Quit bitching, the EDITION you bought is limited to 3000. The EDITION we are buying is not the same as the one that you bought. Your's will be a collectors item, mine will be a bargain bin item. If you are so pissed off about it, sell yours to someone for what you got it for and the slate is wiped clean.


----------



## Doelago (Nov 29, 2009)

djinn24 said:


> If you are so pissed off about it, sell yours to someone for what you got it for and the slate is wiped clean.


If someone is about to follow the above advice then I would like the announce that I am willing to trade.


----------



## Commissar Ploss (Feb 29, 2008)

*well Gents... Seems there's been an addendum to the Black Library News for this month. just got a short email from one of my good friends inside. Officially there will be no Promethean Sun POD book, they made an error...*

it started with this comment on my website: 



> The Black Library Team
> 
> Ploss, that is news here at Black Library because the print on demand title to be launched on June 1st is Zavant. Promethean Sun is exclusive to the hardback collectors' edition for the next two years and won't be part of any other product, be that digital or physical, until May 2013.


and then i got an email:



> To clarify something in the latest Black Library newsletter, Promethean Sun ($50), referred to the Limited Edition novel, which was sold out on-line. This is not a new print-on-demand edition. However, I can tell you that the next print-on-demand title will be a *Zavant collection by Gordon Rennie*. Sorry for any confusion this may have caused.


balls...

What initially gave me this notion was the fact they placed the Promethean Sun paragraph under the section of POD titles to look out for this month. And it was first in line after the colon as you can all plainly see. But alas, it was a misplacement in the newsletter.

CP


----------



## Worldkiller (Jun 16, 2010)

Commissar Ploss said:


> *well Gents... Seems there's been an addendum to the Black Library News for this month. just got a short email from one of my good friends inside. Officially there will be no Promethean Sun POD book, they made an error...*
> 
> it started with this comment on my website:
> 
> ...


Well thank goodness for all that. What's the Zavant collection by Gordon Rennie? Does anybody know?


----------



## Commissar Ploss (Feb 29, 2008)

Worldkiller said:


> Well thank goodness for all that. What's the Zavant collection by Gordon Rennie? Does anybody know?












just an example.

CP


----------



## Doelago (Nov 29, 2009)

Commissar Ploss said:


> *well Gents... Seems there's been an addendum to the Black Library News for this month. just got a short email from one of my good friends inside. Officially there will be no Promethean Sun POD book, they made an error...*
> 
> CP


----------



## Roninman (Jul 23, 2010)

You could actually make little money of these limited editions if you get extra copy, but this is just laughable that they publish these too as POD titles. They already said they will in future publish this anyway, so why didnt they print twice as many copies in first place?
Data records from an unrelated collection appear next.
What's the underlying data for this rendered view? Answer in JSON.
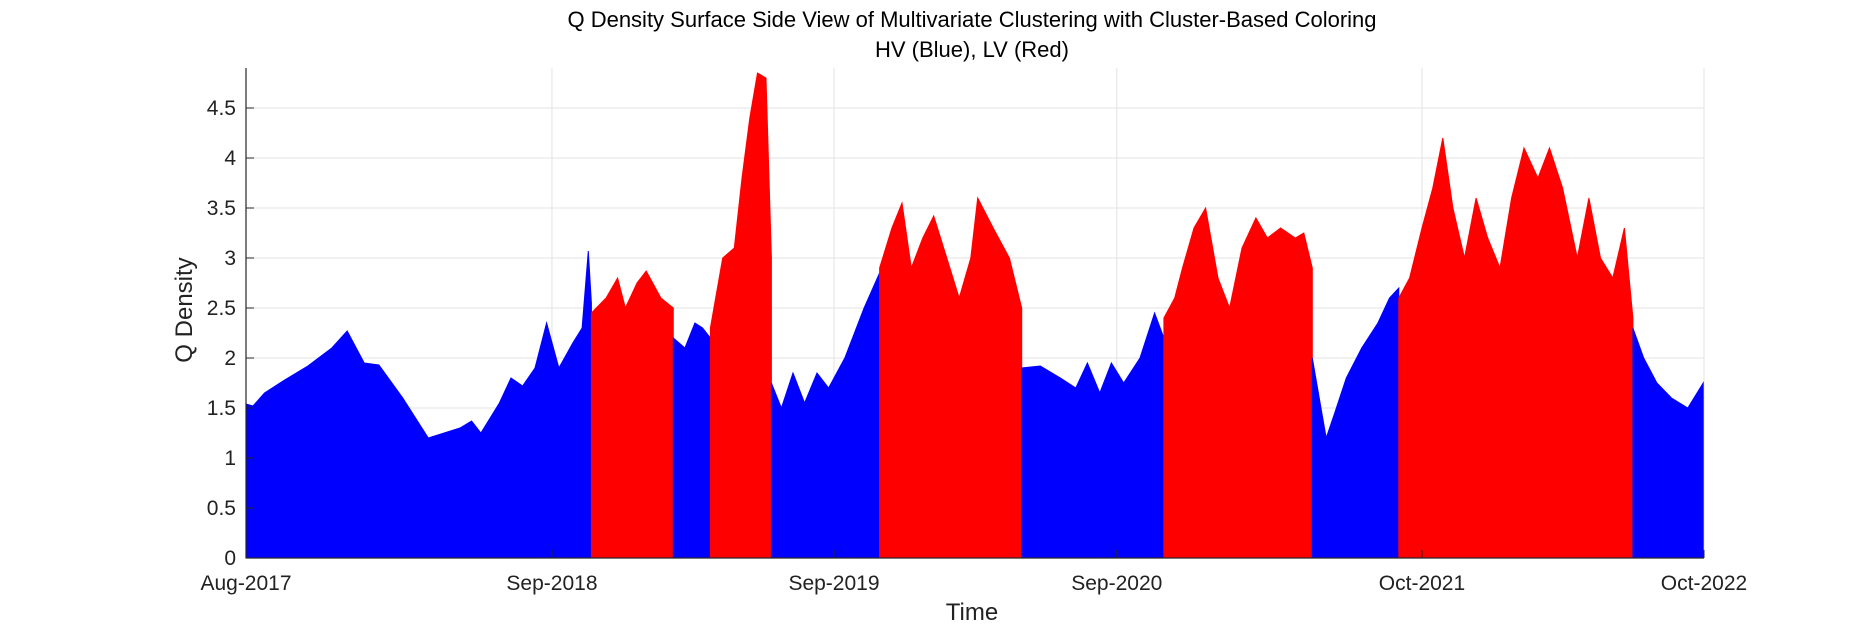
{
  "chart_data": {
    "type": "area",
    "title": "Q Density Surface Side View of Multivariate Clustering with Cluster-Based Coloring",
    "subtitle": "HV (Blue), LV (Red)",
    "xlabel": "Time",
    "ylabel": "Q Density",
    "x_axis": {
      "start": "2017-08",
      "end": "2022-10",
      "scale": "time"
    },
    "ylim": [
      0,
      4.9
    ],
    "x_ticks": [
      "Aug-2017",
      "Sep-2018",
      "Sep-2019",
      "Sep-2020",
      "Oct-2021",
      "Oct-2022"
    ],
    "y_ticks": [
      "0",
      "0.5",
      "1",
      "1.5",
      "2",
      "2.5",
      "3",
      "3.5",
      "4",
      "4.5"
    ],
    "grid": true,
    "colors": {
      "HV": "#0000ff",
      "LV": "#ff0000"
    },
    "series": [
      {
        "name": "HV",
        "color": "#0000ff",
        "points": [
          [
            "2017-08-01",
            1.54
          ],
          [
            "2017-08-10",
            1.52
          ],
          [
            "2017-08-25",
            1.65
          ],
          [
            "2017-09-20",
            1.78
          ],
          [
            "2017-10-20",
            1.92
          ],
          [
            "2017-11-20",
            2.1
          ],
          [
            "2017-12-10",
            2.27
          ],
          [
            "2018-01-01",
            1.95
          ],
          [
            "2018-01-20",
            1.93
          ],
          [
            "2018-02-20",
            1.6
          ],
          [
            "2018-03-25",
            1.2
          ],
          [
            "2018-05-05",
            1.3
          ],
          [
            "2018-05-20",
            1.37
          ],
          [
            "2018-06-01",
            1.25
          ],
          [
            "2018-06-25",
            1.55
          ],
          [
            "2018-07-10",
            1.8
          ],
          [
            "2018-07-25",
            1.72
          ],
          [
            "2018-08-10",
            1.9
          ],
          [
            "2018-08-25",
            2.35
          ],
          [
            "2018-09-10",
            1.9
          ],
          [
            "2018-09-28",
            2.15
          ],
          [
            "2018-10-10",
            2.3
          ],
          [
            "2018-10-18",
            3.07
          ],
          [
            "2018-10-22",
            2.55
          ]
        ]
      },
      {
        "name": "LV",
        "color": "#ff0000",
        "points": [
          [
            "2018-10-22",
            2.45
          ],
          [
            "2018-11-10",
            2.6
          ],
          [
            "2018-11-25",
            2.8
          ],
          [
            "2018-12-05",
            2.5
          ],
          [
            "2018-12-20",
            2.75
          ],
          [
            "2019-01-01",
            2.87
          ],
          [
            "2019-01-20",
            2.6
          ],
          [
            "2019-02-05",
            2.5
          ]
        ]
      },
      {
        "name": "HV",
        "color": "#0000ff",
        "points": [
          [
            "2019-02-05",
            2.2
          ],
          [
            "2019-02-20",
            2.1
          ],
          [
            "2019-03-05",
            2.35
          ],
          [
            "2019-03-15",
            2.3
          ],
          [
            "2019-03-25",
            2.2
          ]
        ]
      },
      {
        "name": "LV",
        "color": "#ff0000",
        "points": [
          [
            "2019-03-25",
            2.3
          ],
          [
            "2019-04-10",
            3.0
          ],
          [
            "2019-04-25",
            3.1
          ],
          [
            "2019-05-05",
            3.8
          ],
          [
            "2019-05-15",
            4.4
          ],
          [
            "2019-05-25",
            4.85
          ],
          [
            "2019-06-05",
            4.8
          ],
          [
            "2019-06-12",
            3.0
          ]
        ]
      },
      {
        "name": "HV",
        "color": "#0000ff",
        "points": [
          [
            "2019-06-12",
            1.75
          ],
          [
            "2019-06-25",
            1.5
          ],
          [
            "2019-07-10",
            1.85
          ],
          [
            "2019-07-25",
            1.55
          ],
          [
            "2019-08-10",
            1.85
          ],
          [
            "2019-08-25",
            1.7
          ],
          [
            "2019-09-15",
            2.0
          ],
          [
            "2019-10-10",
            2.5
          ],
          [
            "2019-10-30",
            2.85
          ]
        ]
      },
      {
        "name": "LV",
        "color": "#ff0000",
        "points": [
          [
            "2019-10-30",
            2.9
          ],
          [
            "2019-11-15",
            3.3
          ],
          [
            "2019-11-28",
            3.55
          ],
          [
            "2019-12-10",
            2.9
          ],
          [
            "2019-12-25",
            3.2
          ],
          [
            "2020-01-08",
            3.42
          ],
          [
            "2020-01-25",
            3.0
          ],
          [
            "2020-02-10",
            2.6
          ],
          [
            "2020-02-25",
            3.0
          ],
          [
            "2020-03-05",
            3.6
          ],
          [
            "2020-03-25",
            3.3
          ],
          [
            "2020-04-15",
            3.0
          ],
          [
            "2020-05-01",
            2.5
          ]
        ]
      },
      {
        "name": "HV",
        "color": "#0000ff",
        "points": [
          [
            "2020-05-01",
            1.9
          ],
          [
            "2020-05-25",
            1.92
          ],
          [
            "2020-06-20",
            1.8
          ],
          [
            "2020-07-10",
            1.7
          ],
          [
            "2020-07-25",
            1.95
          ],
          [
            "2020-08-10",
            1.65
          ],
          [
            "2020-08-25",
            1.95
          ],
          [
            "2020-09-10",
            1.75
          ],
          [
            "2020-10-01",
            2.0
          ],
          [
            "2020-10-20",
            2.45
          ],
          [
            "2020-11-01",
            2.2
          ]
        ]
      },
      {
        "name": "LV",
        "color": "#ff0000",
        "points": [
          [
            "2020-11-01",
            2.4
          ],
          [
            "2020-11-15",
            2.6
          ],
          [
            "2020-11-25",
            2.9
          ],
          [
            "2020-12-10",
            3.3
          ],
          [
            "2020-12-25",
            3.5
          ],
          [
            "2021-01-10",
            2.8
          ],
          [
            "2021-01-25",
            2.5
          ],
          [
            "2021-02-10",
            3.1
          ],
          [
            "2021-02-28",
            3.4
          ],
          [
            "2021-03-15",
            3.2
          ],
          [
            "2021-04-01",
            3.3
          ],
          [
            "2021-04-20",
            3.2
          ],
          [
            "2021-05-01",
            3.25
          ],
          [
            "2021-05-12",
            2.9
          ]
        ]
      },
      {
        "name": "HV",
        "color": "#0000ff",
        "points": [
          [
            "2021-05-12",
            2.0
          ],
          [
            "2021-05-30",
            1.2
          ],
          [
            "2021-06-10",
            1.45
          ],
          [
            "2021-06-25",
            1.8
          ],
          [
            "2021-07-15",
            2.1
          ],
          [
            "2021-08-05",
            2.35
          ],
          [
            "2021-08-20",
            2.6
          ],
          [
            "2021-09-01",
            2.7
          ]
        ]
      },
      {
        "name": "LV",
        "color": "#ff0000",
        "points": [
          [
            "2021-09-01",
            2.6
          ],
          [
            "2021-09-15",
            2.8
          ],
          [
            "2021-10-01",
            3.3
          ],
          [
            "2021-10-15",
            3.7
          ],
          [
            "2021-10-28",
            4.2
          ],
          [
            "2021-11-10",
            3.5
          ],
          [
            "2021-11-25",
            3.0
          ],
          [
            "2021-12-10",
            3.6
          ],
          [
            "2021-12-25",
            3.2
          ],
          [
            "2022-01-10",
            2.9
          ],
          [
            "2022-01-25",
            3.6
          ],
          [
            "2022-02-10",
            4.1
          ],
          [
            "2022-02-28",
            3.8
          ],
          [
            "2022-03-15",
            4.1
          ],
          [
            "2022-04-01",
            3.7
          ],
          [
            "2022-04-20",
            3.0
          ],
          [
            "2022-05-05",
            3.6
          ],
          [
            "2022-05-20",
            3.0
          ],
          [
            "2022-06-05",
            2.8
          ],
          [
            "2022-06-20",
            3.3
          ],
          [
            "2022-07-01",
            2.4
          ]
        ]
      },
      {
        "name": "HV",
        "color": "#0000ff",
        "points": [
          [
            "2022-07-01",
            2.3
          ],
          [
            "2022-07-15",
            2.0
          ],
          [
            "2022-08-01",
            1.75
          ],
          [
            "2022-08-20",
            1.6
          ],
          [
            "2022-09-10",
            1.5
          ],
          [
            "2022-09-30",
            1.75
          ]
        ]
      }
    ]
  }
}
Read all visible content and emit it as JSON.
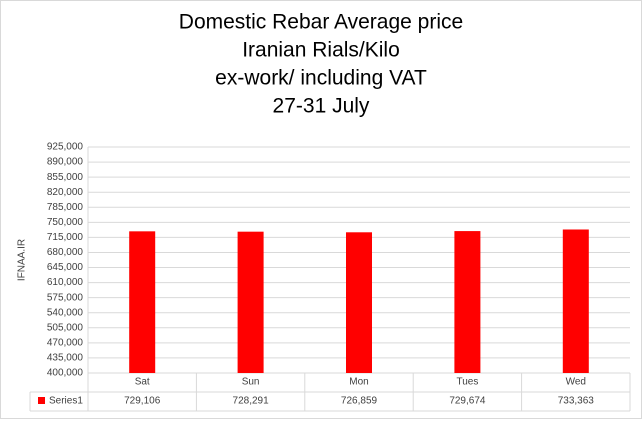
{
  "chart_data": {
    "type": "bar",
    "title_lines": [
      "Domestic Rebar Average price",
      "Iranian Rials/Kilo",
      "ex-work/ including VAT",
      "27-31 July"
    ],
    "y_label": "IFNAA.IR",
    "categories": [
      "Sat",
      "Sun",
      "Mon",
      "Tues",
      "Wed"
    ],
    "series": [
      {
        "name": "Series1",
        "color": "#ff0000",
        "values": [
          729106,
          728291,
          726859,
          729674,
          733363
        ],
        "value_labels": [
          "729,106",
          "728,291",
          "726,859",
          "729,674",
          "733,363"
        ]
      }
    ],
    "ylim": [
      400000,
      925000
    ],
    "yticks": [
      {
        "value": 400000,
        "label": "400,000"
      },
      {
        "value": 435000,
        "label": "435,000"
      },
      {
        "value": 470000,
        "label": "470,000"
      },
      {
        "value": 505000,
        "label": "505,000"
      },
      {
        "value": 540000,
        "label": "540,000"
      },
      {
        "value": 575000,
        "label": "575,000"
      },
      {
        "value": 610000,
        "label": "610,000"
      },
      {
        "value": 645000,
        "label": "645,000"
      },
      {
        "value": 680000,
        "label": "680,000"
      },
      {
        "value": 715000,
        "label": "715,000"
      },
      {
        "value": 750000,
        "label": "750,000"
      },
      {
        "value": 785000,
        "label": "785,000"
      },
      {
        "value": 820000,
        "label": "820,000"
      },
      {
        "value": 855000,
        "label": "855,000"
      },
      {
        "value": 890000,
        "label": "890,000"
      },
      {
        "value": 925000,
        "label": "925,000"
      }
    ],
    "grid": true
  }
}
Remembering when Lotr movies came and those WETA limited statues were hot items, i bought myself one for 200 dollars and then sold it 5 months after it and got 950...


----------



## Words_of_Truth (Sep 20, 2007)

I wonder how much my copy of the original lightning tower and dark king would make if I sold it.


----------



## Commissar Ploss (Feb 29, 2008)

Roninman said:


> You could actually make little money of these limited editions if you get extra copy, but this is just laughable that they publish these too as POD titles. They already said they will in future publish this anyway, so why didnt they print twice as many copies in first place?
> 
> Remembering when Lotr movies came and those WETA limited statues were hot items, i bought myself one for 200 dollars and then sold it 5 months after it and got 950...





Words_of_Truth said:


> I wonder how much my copy of the original lightning tower and dark king would make if I sold it.


Roninman, it will not end up being printed as POD. read a few posts up, i've explained it.

CP

lightning tower and the dark king would probably sell for a pretty penny!


----------



## Djinn24 (Jan 12, 2008)

I love how they let folks order multiple copies and it was sold out day one. Should have been limited to 1 per. Feel bad for the folks who really want one who will pay out 100+ to get it.

@Vaz: you sold to early, should have waited a couple more months would have made even more.


----------



## March of Time (Dec 4, 2009)

Words_of_Truth said:


> I wonder how much my copy of the original lightning tower and dark king would make if I sold it.


Well i've seen them go for £50+ on eBay :shok:


----------